Lambda has announced a multibillion‑dollar, multi‑year agreement with Microsoft to deploy AI infrastructure powered by “tens of thousands” of Nvidia GPUs, including the new GB300 NVL72 systems, deepening the pair’s long‑running collaboration on high‑performance compute for artificial intelligence.
In a statement, the San Jose‑based cloud provider said it will deliver mission‑critical AI compute at scale to Microsoft, with deployments centred on Nvidia’s latest data‑centre platforms. The companies positioned the agreement as an expansion of their work together over more than eight years.

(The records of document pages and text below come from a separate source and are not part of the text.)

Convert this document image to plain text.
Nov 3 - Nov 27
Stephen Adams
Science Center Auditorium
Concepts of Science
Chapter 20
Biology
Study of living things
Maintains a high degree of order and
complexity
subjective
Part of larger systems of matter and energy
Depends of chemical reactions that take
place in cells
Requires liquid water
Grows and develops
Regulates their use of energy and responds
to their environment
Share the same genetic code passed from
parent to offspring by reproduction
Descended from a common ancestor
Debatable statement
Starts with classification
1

As per reports, some of the systems to be rolled out include Nvidia GB300 NVL72, devices designed for training and serving large‑scale models.
Why it matters for AI capacity
The deal has arrived amid an industry‑wide scramble for compute, with Microsoft separately having signed a $9.7bn, five‑year contract with data‑centre operator IREN to secure access to Nvidia’s latest chips.
Microsoft is also working on large Azure deployments based on GB300 NVL72 for advanced AI workloads.
About Lambda
Founded in 2012 by Stephen Balaban, Lambda has grown from selling on‑premises GPU servers to operating a cloud used by AI developers to train, fine‑tune and run models.
The company raised a $480M Series D this year with participation from Nvidia and other investors, and has previously secured a $500M GPU‑backed loan to expand its fleet.
Lambda’s relationship with Nvidia extends beyond equity: last month, reports indicated a $1.5B arrangement under which Nvidia has leased back tens of thousands of GPUs from Lambda over four years, reflecting intense demand for top‑tier accelerators.